Quando se dispara uma metralhadora não se tem a mira plena, segura, no alvo. A
rajada sequencial leva as balas para a direita, para a esquerda, para cima e
para baixo sem deixar o atirador ter os disparos num único sentido.
O pesquisador,
escritor, sociólogo Frederico Pernambucano de Mello, em uma entrevista num
programa televisivo relatou sobre saber quem teria sido o ‘verdadeiro matador
de Lampião’. A narrativa do pesquisador não se encaixa com os fatos
apresentados nas provas contundentes apresentadas sobre os ferimentos
balísticos em que sofreu o corpo de Lampião naquele ataque. Não há razão, tão
pouco sustentação alguma, para crer-se que o soldado Santo tenha atirado
primeiro e em Lampião, tão pouco está com o coiteiro Pedro de Cândido amarrado
a si.
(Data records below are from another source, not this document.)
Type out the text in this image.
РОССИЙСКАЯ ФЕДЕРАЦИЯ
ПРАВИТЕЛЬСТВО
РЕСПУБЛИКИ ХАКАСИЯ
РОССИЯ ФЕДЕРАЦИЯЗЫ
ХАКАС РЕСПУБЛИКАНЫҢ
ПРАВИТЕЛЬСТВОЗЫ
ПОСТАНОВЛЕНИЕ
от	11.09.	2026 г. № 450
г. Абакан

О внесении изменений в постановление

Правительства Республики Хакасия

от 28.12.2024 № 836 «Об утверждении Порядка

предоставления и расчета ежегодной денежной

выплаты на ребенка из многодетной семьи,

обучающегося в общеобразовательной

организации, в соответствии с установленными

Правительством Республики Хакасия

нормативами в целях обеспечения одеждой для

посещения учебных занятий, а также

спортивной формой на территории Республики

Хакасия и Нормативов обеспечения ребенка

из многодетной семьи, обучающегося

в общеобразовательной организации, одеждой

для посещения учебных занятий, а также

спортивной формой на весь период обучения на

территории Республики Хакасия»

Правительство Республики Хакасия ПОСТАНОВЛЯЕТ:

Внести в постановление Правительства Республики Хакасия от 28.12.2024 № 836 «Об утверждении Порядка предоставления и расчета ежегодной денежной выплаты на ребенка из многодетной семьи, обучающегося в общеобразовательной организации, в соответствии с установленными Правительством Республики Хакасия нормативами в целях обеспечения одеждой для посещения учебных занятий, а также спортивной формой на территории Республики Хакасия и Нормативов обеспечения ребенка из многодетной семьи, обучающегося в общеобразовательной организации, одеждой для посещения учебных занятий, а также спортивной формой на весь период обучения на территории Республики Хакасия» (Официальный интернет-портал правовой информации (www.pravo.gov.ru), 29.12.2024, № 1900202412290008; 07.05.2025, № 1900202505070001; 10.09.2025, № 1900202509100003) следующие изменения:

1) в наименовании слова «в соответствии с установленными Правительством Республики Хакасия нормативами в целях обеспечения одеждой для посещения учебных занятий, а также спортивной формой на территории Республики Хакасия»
O soldado Santo se destacou na degola dos cangaceiros, ou seja, na
separação das cabeças dos cangaceiros mortos de seus corpos.
Depois tem a
prova maio do tiro no crânio de Lampião, que foi “a queima roupa”, bem próximo.
A distância quanto maior mais o estrago da bala de um fuzil é maior. Prova
disso, a maneira como ficou o crânio da cangaceira Enedina. O pesquisado Geraldo
Antônio De Souza Júnior refere em matéria do seu grupo de estudos
“Cangaçologia”: “Na cabeça “mumificada” de Lampião, que na ocasião do registro
fotográfico, encontrava-se exposta no Museu do Instituto Médico-Legal doutor
Nina Rodrigues em Salvador/BA, podemos ver claramente duas marcas, sendo uma na
face direita (Mandíbula) provocada por um tiro disparado à queima-roupa pelo
soldado Volante José Panta de Godoy, durante o ataque da Força Policial Volante
alagoana ao coito de Angico no dia 28 de julho de 1938 e uma segunda marca na
região temporal que foi provavelmente provocada por coronhadas ou por algum
objeto contundente (Laudo) utilizado pela soldadesca movida pela cólera.”
As balas na
altura do coração e no abdômen do bandoleiro líder, assim como no pente das
balas do mosquetão, provão o contrário do que narrou o pesquisador citando
serem as palavras do soldado Santo. Santo, com certeza, depois de não haver
mais ninguém para contestar suas palavras, ‘resolveu’ falar. Mas, o que ele
falou não é a verdade, tão pouco próximo a ela. Pelo simples motivo do soldado
pertencer ao grupo que ficou com o tenente comandante da ação. Sendo que esse
só consegue aproximar-se depois de vários cangaceiros já encontrarem-se
abatidos no vão da grota do riacho, inclusive Lampião. Quem abateu a maioria
dos cangaceiros foi à tropa comandada pelo Aspirante Ferreira de Mello, que ao
avançarem pelo leito do mesmo, chegaram encima daqueles que estavam com suas
toldas junto a tolda de Lampião. A nosso ver, o pesquisador, escritor e
sociólogo, já em seu final de carreira, não deveria afirmar, confirmando, o que
disse o soldado Santo, pois, acreditamos que o mesmo saiba das inúmeras versões
do acontecido. Afirmar tal citação é muita responsabilidade histórica, se é que
a história vale de alguma coisa para alguns pesquisadores/escritores.